11 comments to VEGGIE OVERLOAD! My Grandma's Giambotta (Italian Vegetable Stew)

  • Thank you for sharing these memories of your nan for the nostalgia event – this looks like a beautiful dish full of goodness and flavour, hearty and delicious! I love the rules that your nan cooked by, they sound good to me, and how could they be wrong with results like these! :)

  • What a beautiful post. Thanks for sharing! I love my mother’s Giambotta. She served it over rice. I could never say it as a kid and used to call it Chumbutt! ahh!

  • I have no idea how to cook but love your blog for the stories.

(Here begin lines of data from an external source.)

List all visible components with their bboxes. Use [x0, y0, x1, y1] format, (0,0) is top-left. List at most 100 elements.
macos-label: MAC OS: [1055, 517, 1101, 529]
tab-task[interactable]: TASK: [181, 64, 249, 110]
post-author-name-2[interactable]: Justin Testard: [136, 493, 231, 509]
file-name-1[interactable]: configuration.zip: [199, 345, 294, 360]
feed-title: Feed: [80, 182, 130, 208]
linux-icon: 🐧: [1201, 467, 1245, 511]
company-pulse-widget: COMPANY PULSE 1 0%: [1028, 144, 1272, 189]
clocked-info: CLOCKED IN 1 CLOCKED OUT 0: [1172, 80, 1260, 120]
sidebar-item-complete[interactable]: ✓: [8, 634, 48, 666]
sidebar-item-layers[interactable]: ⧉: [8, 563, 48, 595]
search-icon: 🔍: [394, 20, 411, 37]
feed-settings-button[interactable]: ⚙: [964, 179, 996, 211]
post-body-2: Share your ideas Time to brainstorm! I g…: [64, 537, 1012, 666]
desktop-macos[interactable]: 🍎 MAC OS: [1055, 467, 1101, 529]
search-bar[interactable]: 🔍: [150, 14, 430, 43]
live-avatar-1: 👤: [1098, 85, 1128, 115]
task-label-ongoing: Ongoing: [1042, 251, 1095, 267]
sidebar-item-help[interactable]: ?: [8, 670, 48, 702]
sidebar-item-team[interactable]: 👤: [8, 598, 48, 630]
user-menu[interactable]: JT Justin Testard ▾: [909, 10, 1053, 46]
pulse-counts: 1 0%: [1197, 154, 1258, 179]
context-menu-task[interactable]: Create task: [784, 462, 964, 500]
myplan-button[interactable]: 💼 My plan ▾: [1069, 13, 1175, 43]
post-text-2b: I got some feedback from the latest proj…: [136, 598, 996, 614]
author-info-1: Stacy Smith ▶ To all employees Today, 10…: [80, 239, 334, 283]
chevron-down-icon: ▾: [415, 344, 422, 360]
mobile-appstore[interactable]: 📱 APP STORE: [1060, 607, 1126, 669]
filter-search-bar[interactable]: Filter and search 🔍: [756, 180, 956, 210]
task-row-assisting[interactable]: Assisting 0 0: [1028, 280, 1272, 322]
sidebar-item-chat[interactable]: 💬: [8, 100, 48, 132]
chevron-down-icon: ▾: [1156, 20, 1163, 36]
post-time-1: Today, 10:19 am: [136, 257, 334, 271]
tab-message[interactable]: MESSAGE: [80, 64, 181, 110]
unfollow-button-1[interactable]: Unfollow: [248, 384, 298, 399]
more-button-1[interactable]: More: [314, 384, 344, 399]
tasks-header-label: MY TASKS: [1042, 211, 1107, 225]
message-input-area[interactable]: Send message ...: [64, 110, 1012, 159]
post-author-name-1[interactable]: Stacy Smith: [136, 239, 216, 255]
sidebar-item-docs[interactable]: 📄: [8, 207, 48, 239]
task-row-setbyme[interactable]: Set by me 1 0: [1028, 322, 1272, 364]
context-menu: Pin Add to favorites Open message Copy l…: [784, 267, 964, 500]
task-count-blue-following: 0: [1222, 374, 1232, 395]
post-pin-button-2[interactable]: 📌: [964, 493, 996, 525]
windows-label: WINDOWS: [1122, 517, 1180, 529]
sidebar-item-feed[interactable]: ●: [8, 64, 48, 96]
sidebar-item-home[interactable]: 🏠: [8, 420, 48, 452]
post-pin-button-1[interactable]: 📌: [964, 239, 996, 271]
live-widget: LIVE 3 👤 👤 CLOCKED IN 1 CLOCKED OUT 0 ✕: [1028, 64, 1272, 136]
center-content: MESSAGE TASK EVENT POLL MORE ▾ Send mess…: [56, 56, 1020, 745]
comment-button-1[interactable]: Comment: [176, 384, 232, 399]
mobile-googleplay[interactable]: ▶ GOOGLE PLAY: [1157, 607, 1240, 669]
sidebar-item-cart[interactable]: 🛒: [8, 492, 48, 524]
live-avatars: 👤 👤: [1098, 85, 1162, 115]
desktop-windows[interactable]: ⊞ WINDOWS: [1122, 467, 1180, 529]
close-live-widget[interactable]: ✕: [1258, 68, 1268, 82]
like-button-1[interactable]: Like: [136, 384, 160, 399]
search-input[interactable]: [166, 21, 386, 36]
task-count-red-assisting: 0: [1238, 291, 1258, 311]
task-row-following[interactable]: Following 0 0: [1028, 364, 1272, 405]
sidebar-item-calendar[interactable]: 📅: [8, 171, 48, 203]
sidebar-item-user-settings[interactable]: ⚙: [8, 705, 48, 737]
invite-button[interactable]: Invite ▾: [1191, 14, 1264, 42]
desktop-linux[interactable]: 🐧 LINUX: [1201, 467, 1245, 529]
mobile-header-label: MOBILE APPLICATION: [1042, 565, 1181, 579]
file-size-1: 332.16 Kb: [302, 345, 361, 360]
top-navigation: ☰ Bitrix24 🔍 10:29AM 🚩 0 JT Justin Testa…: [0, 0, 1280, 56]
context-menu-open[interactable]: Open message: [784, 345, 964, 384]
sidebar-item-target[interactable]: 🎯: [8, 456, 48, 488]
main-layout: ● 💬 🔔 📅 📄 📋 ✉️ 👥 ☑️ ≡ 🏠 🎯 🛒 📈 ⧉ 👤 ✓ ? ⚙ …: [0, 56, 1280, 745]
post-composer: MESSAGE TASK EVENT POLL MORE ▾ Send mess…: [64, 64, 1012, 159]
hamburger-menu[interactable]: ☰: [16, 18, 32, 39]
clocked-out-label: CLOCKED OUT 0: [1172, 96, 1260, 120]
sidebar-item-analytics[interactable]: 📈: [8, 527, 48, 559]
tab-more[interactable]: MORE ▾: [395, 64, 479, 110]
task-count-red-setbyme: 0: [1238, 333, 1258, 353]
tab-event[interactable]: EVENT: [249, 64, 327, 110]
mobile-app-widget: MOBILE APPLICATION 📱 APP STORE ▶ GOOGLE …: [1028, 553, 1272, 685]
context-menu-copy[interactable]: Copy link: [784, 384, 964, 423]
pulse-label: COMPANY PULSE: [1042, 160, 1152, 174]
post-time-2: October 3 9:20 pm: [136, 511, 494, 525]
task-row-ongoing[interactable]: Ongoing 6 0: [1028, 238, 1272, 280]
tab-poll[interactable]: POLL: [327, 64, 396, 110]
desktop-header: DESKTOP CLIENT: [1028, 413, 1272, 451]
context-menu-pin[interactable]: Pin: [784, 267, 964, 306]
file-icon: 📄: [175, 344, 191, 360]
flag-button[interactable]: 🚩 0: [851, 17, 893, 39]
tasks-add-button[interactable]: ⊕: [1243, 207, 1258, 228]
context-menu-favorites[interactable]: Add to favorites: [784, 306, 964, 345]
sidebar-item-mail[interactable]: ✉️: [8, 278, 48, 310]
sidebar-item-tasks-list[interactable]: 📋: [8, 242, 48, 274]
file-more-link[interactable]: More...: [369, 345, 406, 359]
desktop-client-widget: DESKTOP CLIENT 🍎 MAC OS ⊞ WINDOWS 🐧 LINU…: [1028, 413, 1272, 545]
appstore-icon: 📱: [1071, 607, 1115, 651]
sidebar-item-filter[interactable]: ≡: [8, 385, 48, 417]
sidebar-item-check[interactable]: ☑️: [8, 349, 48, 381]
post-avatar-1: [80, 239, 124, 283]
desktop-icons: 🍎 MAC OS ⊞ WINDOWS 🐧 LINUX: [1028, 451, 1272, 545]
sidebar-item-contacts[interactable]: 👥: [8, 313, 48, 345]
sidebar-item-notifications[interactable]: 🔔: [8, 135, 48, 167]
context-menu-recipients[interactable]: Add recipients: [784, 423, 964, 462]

  • This dish looks delicious and like something I would love! My grandmother actually wrote down her recipes, so I have those. My grandfather, however, didn’t really write any down. Thankfully, my mom would call him up, ask him how he made something, and then write it down. This definitely looks like a homey dish and I can’t wait to make it!

  • Linda

    This dish looks great. I like vegetables. I remember my Irish grandmother made a dish and we thought she said chambott but now I realize it was Giambotta. My grandfather was 100% Italian so she learned to cook Italian. She made several varieties. One that I like and still make is Made with Italian sausage well browned with garlic. Add potaotes and any vegetable, I like green beans. Cover with water. Add a can of tomato sauce or tomatoes, whatever you like. Cook until vegetables are well done. Sal and pepper. I like my juice to reduce a bit. Very good.

  • christopher Rinaldi

    I’ve come to learn that Giambotta really can be anything you want depending on where you are from. My mother’s (Roman) is like a stew, my father’s (Basilicata) is similar to the all veggie style. My favorite is one from a small spot in NYs Little Italy. We’ve been eating here for many years and one time couldnt decide what to get. So, the waiter says he’ll surprise us. Out comes a mixture of chicken, pork chops, steak and sausage, browned in garlic then topped with sauteed onions, peppers and tomatoes. Oh, and toss in some small red potatoes. Cut the meat in large chunks, serve it family style and you’d better be hungry. It’s not on the menu, so I asked what it was called and he simply said “Giambot”

  • Darci

    I don’t get home often enough but when I do my grandma always has the “chambaut” ready for me (and stuffed peppers, and eggplant parm, and stuffed artichokes….). Until this post I had no idea it was actually called giambotta. Love your stories and your recipe.

  • angie

    I’ve used this recipe twice now, and made a few alterations along the way. Bottom line – very yummy and satisfying! I live in Mexico, so I add some local ingredients such as cayote, a little serrano chili, and white beans. Oh, and crumble some strong hard cheese such as a sheep parmesan on top when serviing! I liked cooking in about 3/4 chicken broth to 1/4 water – made it more savory.

  • Airedales Rock

    Just made this as I was looking for a recipe for extra celery, so threw that in. Needed a low-carb dish so instead of the beans (which I do love) added saute hamburger. Didn’t have any homemade stock so used chicken stock. Looks wonderful and very tasty.

    PS, my hubby doesn’t go for the veggies either but will in soup.

  • AndreaT

    Just stumbled across your blog post when searching for giambotta recipes. For as long as I can remember, my mom has made her Aunt Lena’s “Jim Both” recipe by memory, and we could never find a written recipe, just trial and error every time. (I’d been searching for “broths” assuming it was mispronounced). This month’ Woman’s Day featured a recipe for giambotta though and noted the pronunciation can leave off the last “a” and voila – I’d found it! Their recipe was a little different (no yellow squash, plus cabbage and pepperoni), so I’ve been searching for others. My mom’s has onion, zukes, yellow squash, tomatoes, potatoes, and green beans :)

  • Charlie P

    Yes! Giambotta. Love it. Your grandmother’s kitchen sounds just like my Nana’s kitchen did when she was alive. She was the matriarch of the family, and there was food, food, and more food; always. I am sooooo happy to have grown up as a Sicilian-American.